I was just taking a break by rereading this heartwarming little essay , which you should definitely check out. This made me think about what some "Hamming Questions" for philosophy are (i.e. big questions, which we nonetheless seem to be in a position to reasonably attack now)
1. Is there a meaningful distinction between statements that are "true by convention" and those that "state substantive claims about the world"? If not (I would guess there is not) what genuine distinction are people getting at when they say:
-it's a matter of convention that mountains have to be 100 feet
-the fact that I am a US citizen is a social/conventional truth (?)
-deliciousness and disgustingness are not something independently in the world but something that we project onto the world (???)
I suspect different things are at stake in each of these cases.

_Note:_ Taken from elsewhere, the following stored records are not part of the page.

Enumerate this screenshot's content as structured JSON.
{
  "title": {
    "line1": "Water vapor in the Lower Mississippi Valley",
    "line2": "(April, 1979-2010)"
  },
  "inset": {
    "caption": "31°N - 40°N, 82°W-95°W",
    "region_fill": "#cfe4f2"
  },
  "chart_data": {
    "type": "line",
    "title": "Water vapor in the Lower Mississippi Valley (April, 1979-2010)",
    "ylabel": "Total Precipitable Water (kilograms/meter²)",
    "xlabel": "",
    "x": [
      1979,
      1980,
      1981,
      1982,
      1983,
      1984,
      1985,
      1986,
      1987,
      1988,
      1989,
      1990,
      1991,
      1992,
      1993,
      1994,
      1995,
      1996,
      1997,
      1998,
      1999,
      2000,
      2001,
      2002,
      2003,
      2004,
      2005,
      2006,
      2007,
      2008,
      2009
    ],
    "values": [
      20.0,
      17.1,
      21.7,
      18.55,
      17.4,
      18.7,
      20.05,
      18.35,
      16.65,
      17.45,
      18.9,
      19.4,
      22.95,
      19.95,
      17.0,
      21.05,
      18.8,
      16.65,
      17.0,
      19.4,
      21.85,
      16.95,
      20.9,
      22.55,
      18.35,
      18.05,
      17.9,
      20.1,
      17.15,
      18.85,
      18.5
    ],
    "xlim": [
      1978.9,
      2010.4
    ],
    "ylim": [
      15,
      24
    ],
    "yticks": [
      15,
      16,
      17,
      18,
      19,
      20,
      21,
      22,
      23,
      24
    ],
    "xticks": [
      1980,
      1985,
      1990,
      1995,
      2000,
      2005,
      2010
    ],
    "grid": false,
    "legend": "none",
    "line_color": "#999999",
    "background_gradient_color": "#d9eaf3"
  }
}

2. Why, despite our ability to quickly learn new words like `table', `policeman' and `gouche' has it proved to be so hard (impossible?) for philosophers to produce elegant necessary and sufficient conditions for the application of these terms using more primitive ones. Is it...
-that in learning new words we learn paradigm cases not definitions? (but cf. the known problems with e.g. trying to account for understanding "green apple" in terms of composing paradigm cases of "green" and "apple")
-that there is an adequate definition for being a policeman etc. to be found but they are ugly enough to be considered by linguists not philosophers (e.g. maybe they typically have many special clauses)?
-that external facts about natural kinds help determine the extension of terms like policeman, in a way that either gives these terms a very messy relationship to the extensions of other terms that we understand and/or makes it epistemically difficult for us to figure out what these relationships are?
-that there are clean necessary and sufficient conditions to be given, but `atoms' of these definitions turn out to be metaphysically wild and wooly notions like `purpose' `agent' `blameworthy' so that providing necessary and sufficient conditions for claims about policemen, tables, etc. in terms of primitives like these doesn't feel like (and maybe isn't) making philosophical progress.
2' Why has it proved so hard for philosophers to paraphrase away ceterus paribus clauses, despite their apparently unproblematic use in the sciences.
3. Do facts about forcing independence and large cardinals have any consequences for the trilemma about how to think about the height of the hierarchy of sets. If mathematical facts can't decide this issue, what can?
4. What are the truth or assertability conditions for claims about literary "function" e.g. x foreshadows y, x alludes to y, x raises questions about whether y? Provide a metaphysical story about what makes statements of the above kind true, plus corresponding "logic" of literary criticism e.g. a formal algorithm that captures many if not all truth/assertability preserving inferences about literary function? Does this
-bonus: add axioms and inference rules to your logic of literary function until you get something that captures all intuitively valid forms of argument, or prove that no recursively axiomatizable logic can do this.
-bonus: determine what if any relationship there is between claims about literary function and biological function (I guess Kant thought there was a connection but he clearly likes cute solutions too much to be trustworthy on a matter like this!)
5. In virtue of what does a piece of music count as expressive of sadness, excitement etc.? If these facts are relevant to some parameter like species or prior musical tradition state the relevant parameter. This is an old and daunting question but...
Currently fashionable psychological research into how pieces of music produce similar *judgements* about expressing sadness excitement etc. in different people may suggest promising new proposals with regard to the philosophical question of what features of music make it *count* as expressing sadness, excitement etc. What kinds of lower level features do people seem to be causally responding to when they say that a piece of music is sad, and what if any general-purpose causal reasoning is involved in these judgements?